Facchinetti further developed a model of sensor error incorporating BG-to-IG dynamics, using an autoregressive model to account for additive measurement noise and a linear time-varying model to account for calibration and sensor drift.²⁶ Again, BG-to-IG dynamics are added because the CGM device modeled was an interstitial device. This modeling method was able to account for sensor drift, and also split sensor error into multiple components, including error arising from calibration and measurement noise. However, this modeling method is very data- and labor-intensive, requiring multiple CGM devices per patient and 15 minute intermittent BG measurement intervals. This large amount of data may not be available in past data acquired from CGM device trials, while the large workload required to measure BG every 15 minutes may be a barrier for further sensor error characterization, and thus to modeling and simulation of sensor behavior in new CGM devices.

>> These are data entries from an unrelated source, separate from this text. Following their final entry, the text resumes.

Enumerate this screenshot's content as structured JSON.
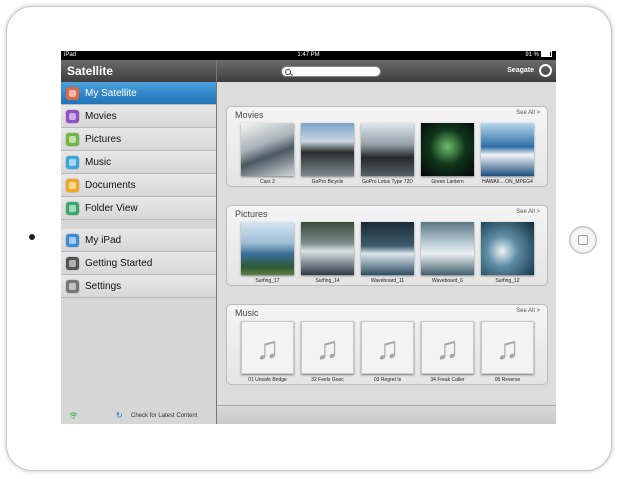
{
  "status_bar": {
    "carrier": "iPad",
    "time": "1:47 PM",
    "battery": "91 %"
  },
  "sidebar": {
    "title": "Satellite",
    "items": [
      {
        "label": "My Satellite",
        "icon": "satellite-icon",
        "color": "#d96a4a",
        "active": true
      },
      {
        "label": "Movies",
        "icon": "movies-icon",
        "color": "#8e4fc9",
        "active": false
      },
      {
        "label": "Pictures",
        "icon": "pictures-icon",
        "color": "#71b640",
        "active": false
      },
      {
        "label": "Music",
        "icon": "music-icon",
        "color": "#3aa6d9",
        "active": false
      },
      {
        "label": "Documents",
        "icon": "documents-icon",
        "color": "#f2a81d",
        "active": false
      },
      {
        "label": "Folder View",
        "icon": "folder-icon",
        "color": "#3aa86a",
        "active": false
      }
    ],
    "items2": [
      {
        "label": "My iPad",
        "icon": "ipad-icon",
        "color": "#3b8fd6"
      },
      {
        "label": "Getting Started",
        "icon": "help-icon",
        "color": "#555555"
      },
      {
        "label": "Settings",
        "icon": "settings-icon",
        "color": "#777777"
      }
    ],
    "footer": {
      "check_label": "Check for Latest Content"
    }
  },
  "topbar": {
    "search_placeholder": "",
    "brand": "Seagate"
  },
  "sections": {
    "movies": {
      "title": "Movies",
      "see_all": "See All >",
      "items": [
        {
          "caption": "Cars 2"
        },
        {
          "caption": "GoPro Bicycle"
        },
        {
          "caption": "GoPro Lotus Type 72D"
        },
        {
          "caption": "Green Lantern"
        },
        {
          "caption": "HAWAII....ON_MPEG4"
        }
      ]
    },
    "pictures": {
      "title": "Pictures",
      "see_all": "See All >",
      "items": [
        {
          "caption": "Surfing_17"
        },
        {
          "caption": "Surfing_14"
        },
        {
          "caption": "Waveboard_11"
        },
        {
          "caption": "Waveboard_6"
        },
        {
          "caption": "Surfing_12"
        }
      ]
    },
    "music": {
      "title": "Music",
      "see_all": "See All >",
      "items": [
        {
          "caption": "01 Unsafe Bridge"
        },
        {
          "caption": "32 Feels Gooc"
        },
        {
          "caption": "03 Regret Is"
        },
        {
          "caption": "34 Freak Caller"
        },
        {
          "caption": "05 Reverse"
        }
      ]
    }
  }
}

In addition, none of the previous modeling efforts have taken into account trend accuracy of the CGM devices studied. Signal et al³² developed the Trend Compass and Trend Index to assess a CGM sensor’s trend accuracy, which could be seen as equally important as the measurement of mean absolute relative difference (MARD) to assess point accuracy in the previous modeling efforts.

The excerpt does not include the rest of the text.